- Chwalinska, finalista de Roland Garros, enfrenta Mirra Andreeva neste sábado, às 10h (de Brasília), pela decisão do Grand Slam.
- A polonesa de 24 anos, hoje 114ª do ranking, saiu do quali e vive a chance de conquistar o primeiro título de Grand Slam.
- Roland Garros já mudou a vida dela: expectativa de premiação de ao menos 1,4 milhão de euros para a vice-campeã; se vencer, recebe 2,8 milhões de euros e 2.000 pontos no ranking.
- Ela revelou dificuldades financeiras no passado, incluindo problemas para pagar hospedagem em Paris, resolvidas com o apoio da Oshee, patrocinadora da polonesa.
- O caminho até a final incluiu superar depressão e períodos de pausa na carreira; a equipe temedido a manter o foco sem mudanças de rotina, mesmo diante da popularidade crescente.
Maja Chwalinska, finalista de Roland Garros, tem a chance de conquistar seu primeiro título de Grand Slam neste sábado diante da russa Mirra Andreeva, número 8 do mundo. O jogo ocorre a partir das 10h (horário de Brasília) em Paris, na quadra de saibro do Stade Roland Garros. A polonesa de 24 anos vem do qualifying e está na 114ª colocação.
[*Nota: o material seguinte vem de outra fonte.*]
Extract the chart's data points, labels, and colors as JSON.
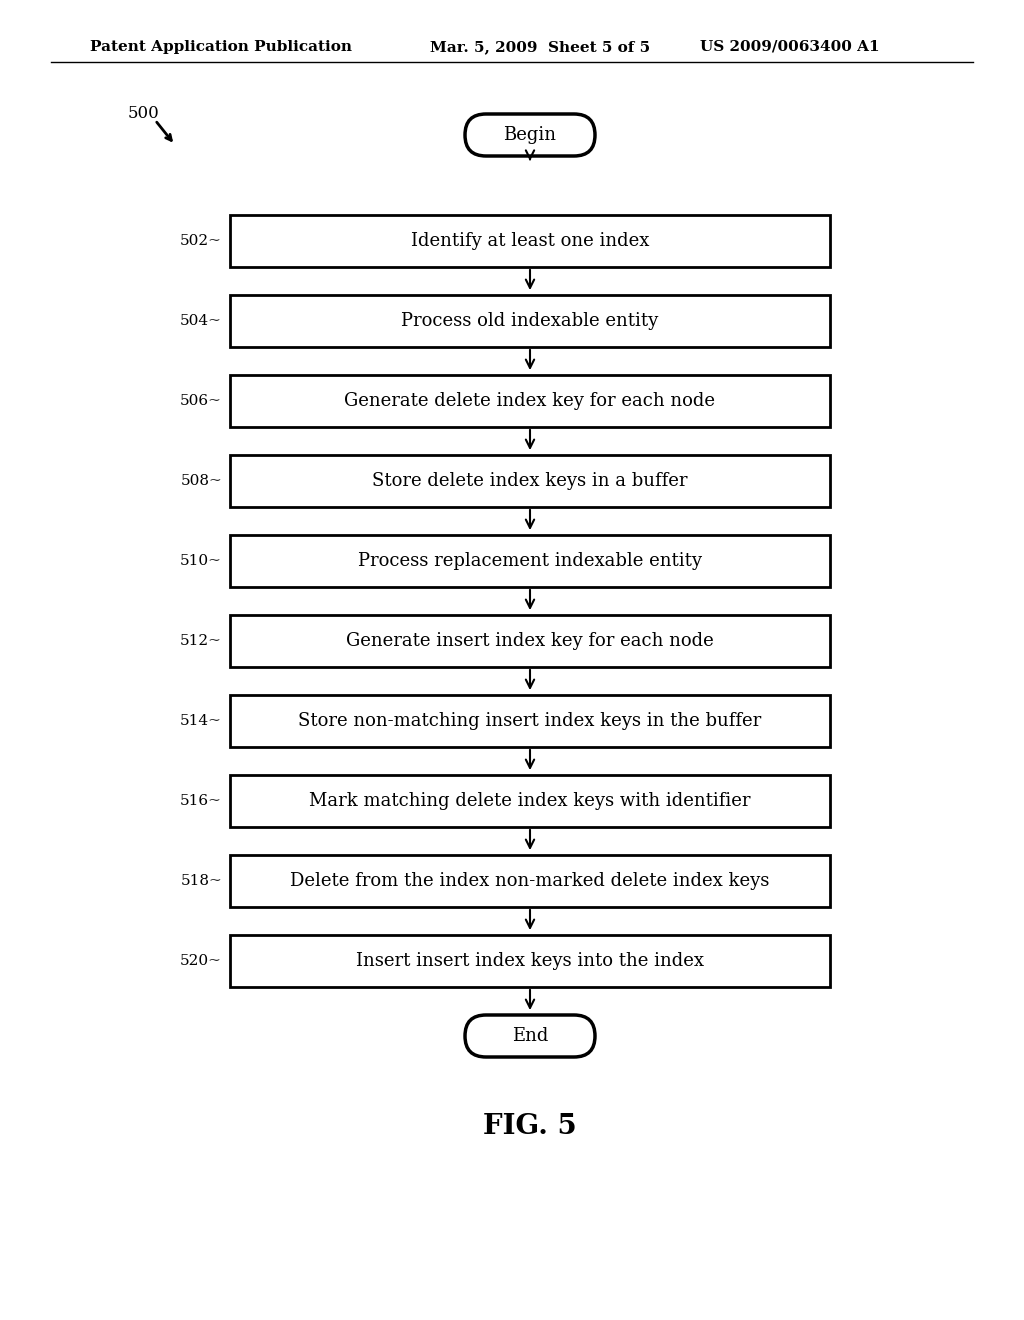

A conquista seria histórica para Chwalinska, que enfrentou dificuldades financeiras para manter a regularidade no circuito. Mesmo diante de ajustes na vida profissional, o torneio em Paris representou uma virada importante, com resultados que garantem estabilidade financeira pelos próximos anos. A vice-liderança já rende ao menos 1,4 milhão de euros.
Caso levante o título, a premiação total sobe para 2,8 milhões de euros, além de 2.000 pontos no ranking. Antes desta edição, a jogadora já tinha somado cerca de US$ 864 mil na carreira, com três títulos de WTA 125, sem tricotar troféus na elite. A disputa deste sábado envolve duas jogadoras em fases distintas da carreira.
Patrocínio e mudança de cenário
Chwalinska revelou que não possui patrocinadores fixos e utiliza roupas de marcas diferentes ao longo do torneio. A atleta afirmou não haver história adicional por trás disso, apenas a escolha por peças diversas de acordo com o gosto pessoal.
A escassez de recursos também já afetou a rotina fora das quadras. Após vencer Maria Sakkari na terceira rodada, a polonesa contou que chegou a enfrentar dificuldades para garantir a hospedagem em Paris, já que os pagamentos da premiação ocorriam apenas após o torneio. A situação recebeu apoio da Oshee, empresa polonesa de bebidas esportivas, uma patrocinadora antiga de Iga Swiatek, que ajudou a viabilizar a estadia.
O caminho até a final não foi trivial. Em entrevistas, Chwalinska abordou abertamente questões emocionais vividas nos últimos anos, incluindo períodos de depressão que levaram a pausas na carreira. Em 2021, a jogadora anunciou afastamento por tempo indeterminado após enfrentar longos momentos de dificuldades psicológicas.
Mercado e gestão de patrocínios
No âmbito de negócios, o agente de Chwalinska informou que a visibilidade aumentou consideravelmente nas últimas semanas, com o surgimento de interesse de várias marcas. O profissional ressaltou que, apesar das propostas, a equipe prefere manter a rotina sem alterações durante o Grand Slam, priorizando a estabilidade da jogadora.
Segundo o agente, a mudança de cenário ocorreu após a vitória contra Diane Parry, com contatos comerciais se tornando mais frequentes. Ainda assim, a prioridade é proteger a atleta de pressões externas, mantendo foco no desempenho em quadra.